Agentes Autônomos da XP Tem Autorização Judicial Para Trabalhar com BTG

Agentes Autônomos da XP Tem Autorização Judicial Para Trabalhar com BTG

Agentes Autônomos da XP Tem Autorização Judicial Para Trabalhar com BTG. O BTG Pactual recebeu nesta segunda-feira 08/04, a anulação de liminar que o impedia de negociar com agentes autônomos de investimentos da XP corretora.

O processo que teve a liminar anulada foi movido pela XP contra o BTG. Ele ocorre na 2º Vara Empresarial de São Paulo, mesmo local onde a liminar foi cassada. De acordo com a decisão, a XP corretora estava tentando conseguir exclusividade dos agentes autônomos. Entretanto, isto prejudicaria a concorrência.

Contudo o BTG oferece ofertas com condições mais vantajosas para atrair agentes ligados à XP. Fato este que faz parte da lógica de concorrência. Além de ser um incentivo de crescimento ao mercado de corretoras.

As acusações que foram suspensas

A corretora XP acusou o BTG de concorrência desleal ao seduzir seus agentes autônomos. Oferecendo a eles condições financeiras vantajosas para deixar de ser associado da plataforma da corretora.

A XP acusou o BTG de pagar “luvas” aos Agentes autônomos de Investimentos para deixar a XP. Também utilizou indevidamente os dados dos clientes durante as negociações.

Enquanto a liminar estava em vigência, o escritório de agentes autônomos apenas podia repassar ao BTG dados sobre o empreendimento. Por exemplo, fluxo de caixa e de receita, sem revelar nome e total investido por clientes, investimento médio por cliente e perfil de investimento médio dos clientes.

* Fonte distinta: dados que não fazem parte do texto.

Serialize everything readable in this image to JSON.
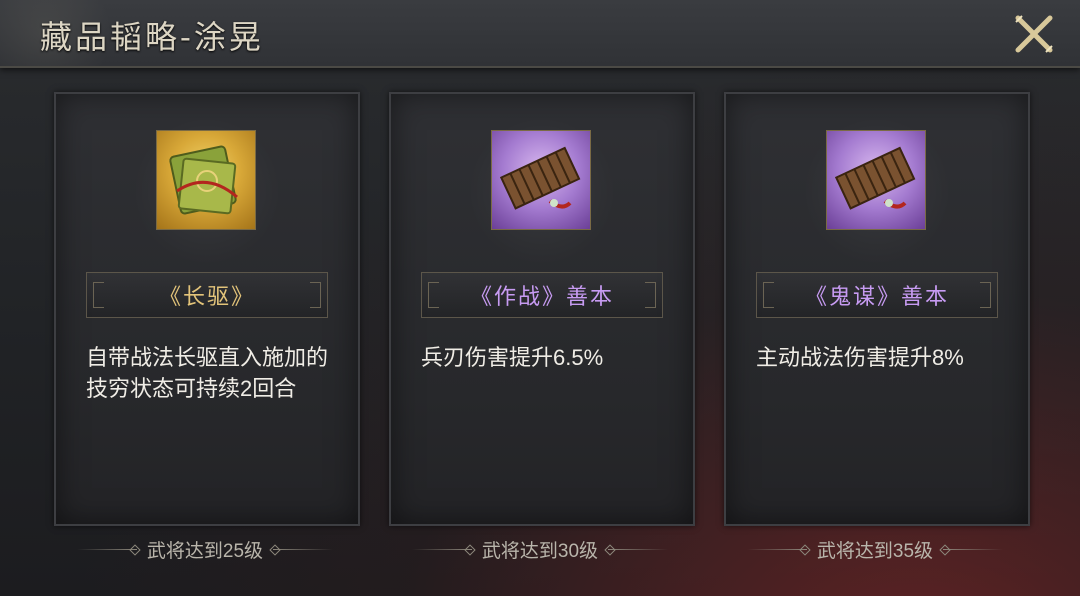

O Tribunal de Justiça, TJ de São Paulo proibiu o BTG de entrar em contato, abordar, oferecer vantagem financeira e pedir informações dos clientes aos agentes autônomos da XP. Isto antes da anulação da liminar.

Mas o TJ não proibiu um agente autônomo credenciado à XP de negociar sua transferência à plataforma da BTG. Levando em consideração as cláusulas contratuais com a corretora e não repassando informações dos clientes.

Os mesmos devem ser notificados se concordam ou não com a mudança de instituição financeira responsável pela custódia do seu investimento. As informações do processo foram divulgadas pelo O Globo.